To differentiate between fake (spoof) and real (bona fide) speech, a solution based on classical supervised learning pipeline was proposed ^[22][52]. The publicly available ASVspoof 2019 dataset was used to validate the proposed method. The authors of ^[23][53] used the FakeAVCeleb dataset to demonstrate that the ensemble-based method outperformed multimodal methods for detecting deep fakes of multiple modalities, i.e., video and audio. Along with deep fake movies, this collection also contained fake audio that was created artificially.
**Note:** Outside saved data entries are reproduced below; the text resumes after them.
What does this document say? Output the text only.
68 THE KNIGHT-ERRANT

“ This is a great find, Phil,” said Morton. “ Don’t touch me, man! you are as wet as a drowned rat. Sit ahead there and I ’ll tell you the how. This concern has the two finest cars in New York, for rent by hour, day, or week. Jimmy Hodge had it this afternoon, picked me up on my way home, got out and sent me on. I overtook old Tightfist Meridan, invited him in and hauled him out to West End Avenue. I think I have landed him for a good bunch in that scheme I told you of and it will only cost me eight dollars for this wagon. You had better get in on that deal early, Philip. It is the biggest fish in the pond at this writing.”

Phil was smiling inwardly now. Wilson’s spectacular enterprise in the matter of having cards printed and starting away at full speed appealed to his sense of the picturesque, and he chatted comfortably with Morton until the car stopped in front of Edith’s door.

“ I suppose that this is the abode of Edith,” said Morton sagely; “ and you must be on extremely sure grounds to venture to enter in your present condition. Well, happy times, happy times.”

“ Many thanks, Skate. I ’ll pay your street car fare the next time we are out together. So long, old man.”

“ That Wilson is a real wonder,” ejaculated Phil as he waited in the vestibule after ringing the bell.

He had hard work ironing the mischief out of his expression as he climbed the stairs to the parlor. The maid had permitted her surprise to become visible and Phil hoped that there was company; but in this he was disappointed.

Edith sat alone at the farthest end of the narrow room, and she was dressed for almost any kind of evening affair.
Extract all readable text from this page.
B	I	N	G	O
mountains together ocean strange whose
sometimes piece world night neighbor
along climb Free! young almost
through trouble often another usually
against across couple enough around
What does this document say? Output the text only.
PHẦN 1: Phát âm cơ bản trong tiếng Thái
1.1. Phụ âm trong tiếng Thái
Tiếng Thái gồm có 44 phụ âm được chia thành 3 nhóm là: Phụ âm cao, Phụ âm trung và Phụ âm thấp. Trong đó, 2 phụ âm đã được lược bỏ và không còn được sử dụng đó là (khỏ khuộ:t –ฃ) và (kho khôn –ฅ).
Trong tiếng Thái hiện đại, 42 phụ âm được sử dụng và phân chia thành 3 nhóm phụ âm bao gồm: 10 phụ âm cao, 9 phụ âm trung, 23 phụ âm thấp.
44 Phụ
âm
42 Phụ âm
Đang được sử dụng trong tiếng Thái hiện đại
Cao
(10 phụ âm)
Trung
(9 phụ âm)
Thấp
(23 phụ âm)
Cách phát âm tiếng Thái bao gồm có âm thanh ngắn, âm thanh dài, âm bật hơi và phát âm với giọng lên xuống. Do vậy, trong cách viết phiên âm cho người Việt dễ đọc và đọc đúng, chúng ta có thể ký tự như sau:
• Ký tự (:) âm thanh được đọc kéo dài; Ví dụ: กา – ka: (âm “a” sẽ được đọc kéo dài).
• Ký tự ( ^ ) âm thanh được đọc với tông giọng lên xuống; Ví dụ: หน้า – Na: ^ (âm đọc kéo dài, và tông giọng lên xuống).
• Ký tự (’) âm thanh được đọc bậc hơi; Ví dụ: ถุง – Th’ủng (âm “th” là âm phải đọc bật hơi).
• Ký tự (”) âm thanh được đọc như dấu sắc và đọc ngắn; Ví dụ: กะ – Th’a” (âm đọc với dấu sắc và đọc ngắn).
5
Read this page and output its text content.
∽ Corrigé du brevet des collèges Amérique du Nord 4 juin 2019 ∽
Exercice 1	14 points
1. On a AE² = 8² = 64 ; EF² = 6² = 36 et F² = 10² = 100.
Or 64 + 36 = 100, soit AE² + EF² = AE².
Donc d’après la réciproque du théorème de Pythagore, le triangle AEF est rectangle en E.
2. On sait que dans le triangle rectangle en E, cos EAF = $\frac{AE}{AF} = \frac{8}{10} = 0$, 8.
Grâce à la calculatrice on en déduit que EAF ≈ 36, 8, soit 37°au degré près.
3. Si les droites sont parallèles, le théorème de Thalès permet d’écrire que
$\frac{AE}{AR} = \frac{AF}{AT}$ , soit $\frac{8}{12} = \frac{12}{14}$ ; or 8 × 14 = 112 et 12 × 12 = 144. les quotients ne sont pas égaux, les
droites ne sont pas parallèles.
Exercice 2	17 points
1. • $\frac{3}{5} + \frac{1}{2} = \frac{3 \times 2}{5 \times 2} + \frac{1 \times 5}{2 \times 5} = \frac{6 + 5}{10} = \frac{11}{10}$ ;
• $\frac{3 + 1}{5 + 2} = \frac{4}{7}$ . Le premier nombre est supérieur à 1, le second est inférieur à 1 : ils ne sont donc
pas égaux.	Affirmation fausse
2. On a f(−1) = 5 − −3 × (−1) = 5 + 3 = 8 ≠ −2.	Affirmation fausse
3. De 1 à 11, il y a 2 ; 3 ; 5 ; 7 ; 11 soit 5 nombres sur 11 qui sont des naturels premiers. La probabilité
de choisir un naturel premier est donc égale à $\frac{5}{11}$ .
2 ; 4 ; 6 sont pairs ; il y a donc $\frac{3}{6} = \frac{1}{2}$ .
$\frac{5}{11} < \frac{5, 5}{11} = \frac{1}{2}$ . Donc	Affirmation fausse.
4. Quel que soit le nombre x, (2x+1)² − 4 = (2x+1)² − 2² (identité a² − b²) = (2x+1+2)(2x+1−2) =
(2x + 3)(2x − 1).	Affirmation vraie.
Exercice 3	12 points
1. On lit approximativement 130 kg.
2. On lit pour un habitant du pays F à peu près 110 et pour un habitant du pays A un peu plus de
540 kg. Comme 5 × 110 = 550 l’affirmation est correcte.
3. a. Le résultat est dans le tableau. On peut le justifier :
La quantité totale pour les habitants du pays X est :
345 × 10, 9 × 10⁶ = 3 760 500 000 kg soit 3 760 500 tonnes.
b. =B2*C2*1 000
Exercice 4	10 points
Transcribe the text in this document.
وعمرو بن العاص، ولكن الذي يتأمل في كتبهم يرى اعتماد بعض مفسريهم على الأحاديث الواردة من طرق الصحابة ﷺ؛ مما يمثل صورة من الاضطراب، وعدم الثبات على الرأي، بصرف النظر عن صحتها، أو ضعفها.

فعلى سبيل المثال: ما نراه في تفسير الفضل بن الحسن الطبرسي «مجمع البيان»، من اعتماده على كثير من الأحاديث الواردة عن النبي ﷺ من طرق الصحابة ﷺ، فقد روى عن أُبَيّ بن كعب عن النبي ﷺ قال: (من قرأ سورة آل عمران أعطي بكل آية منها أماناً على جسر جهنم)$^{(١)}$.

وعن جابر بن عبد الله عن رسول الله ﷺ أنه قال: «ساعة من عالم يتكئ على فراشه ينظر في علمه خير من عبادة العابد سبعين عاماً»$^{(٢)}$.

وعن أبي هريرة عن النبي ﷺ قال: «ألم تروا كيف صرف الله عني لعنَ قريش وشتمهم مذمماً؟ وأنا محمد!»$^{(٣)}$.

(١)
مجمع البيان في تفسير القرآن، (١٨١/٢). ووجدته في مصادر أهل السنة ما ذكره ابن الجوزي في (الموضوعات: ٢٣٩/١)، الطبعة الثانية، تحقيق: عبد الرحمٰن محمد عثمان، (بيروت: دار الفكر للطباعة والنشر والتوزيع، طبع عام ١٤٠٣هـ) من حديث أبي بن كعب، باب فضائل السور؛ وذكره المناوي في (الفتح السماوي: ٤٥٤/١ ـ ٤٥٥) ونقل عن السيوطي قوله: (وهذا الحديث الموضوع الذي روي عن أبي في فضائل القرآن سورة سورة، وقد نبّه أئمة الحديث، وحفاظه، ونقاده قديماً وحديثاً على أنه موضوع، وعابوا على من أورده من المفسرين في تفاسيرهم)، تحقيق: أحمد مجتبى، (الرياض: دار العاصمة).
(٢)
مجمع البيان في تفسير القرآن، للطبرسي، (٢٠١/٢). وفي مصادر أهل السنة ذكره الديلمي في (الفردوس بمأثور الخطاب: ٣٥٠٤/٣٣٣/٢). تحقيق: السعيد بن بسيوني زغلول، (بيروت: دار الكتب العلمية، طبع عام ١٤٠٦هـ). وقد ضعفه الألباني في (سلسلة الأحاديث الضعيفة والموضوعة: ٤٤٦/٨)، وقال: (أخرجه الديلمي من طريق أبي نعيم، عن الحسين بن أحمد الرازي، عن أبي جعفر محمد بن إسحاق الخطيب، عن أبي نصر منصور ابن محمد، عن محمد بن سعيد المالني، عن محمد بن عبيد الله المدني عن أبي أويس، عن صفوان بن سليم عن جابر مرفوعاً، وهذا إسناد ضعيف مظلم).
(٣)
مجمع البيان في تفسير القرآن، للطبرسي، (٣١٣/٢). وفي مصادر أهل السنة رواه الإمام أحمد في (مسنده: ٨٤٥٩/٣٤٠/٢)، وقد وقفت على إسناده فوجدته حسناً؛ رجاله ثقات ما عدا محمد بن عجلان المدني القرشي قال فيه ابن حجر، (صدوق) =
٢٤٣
Examining the liaison between text and visual information made use of the cosine similarity notion. The processing of picture data was performed using a trained image2sentence model, and the representation of text representations was performed using a text-CNN with an additional fully connected layer ^[24][54]. F1 scores of 89.6% and 89.5% were recorded for the PolitiFact and GossipCop datasets, respectively. The authors of ^[25][55] used the latent Dirichlet allocation (LDA) to model online posts for fake news detection in an Indian context. Images were analyzed using VGG16 and Resnet-50, while text was analyzed using several ML and DL models. The implementation showed 74% accuracy.

To detect fake news, the authors created SpotFake ^[26][56]: a multimodal framework that combines language models with a VGG-19 model pretrained on ImageNet to incorporate contextual information. Using the concatenation technique, text and visual features were combined to form a multimodal fusion module. The investigation’s findings presented 77.77% and 89.23% accuracy on publicly available datasets Twitter and Weibo, respectively. Inspired by ^[26][56], the authors proposed SpotFake+ ^[27][57], an advanced version of SpotFake, where transfer learning was used to extract semantic and contextual information from lengthy news articles and images.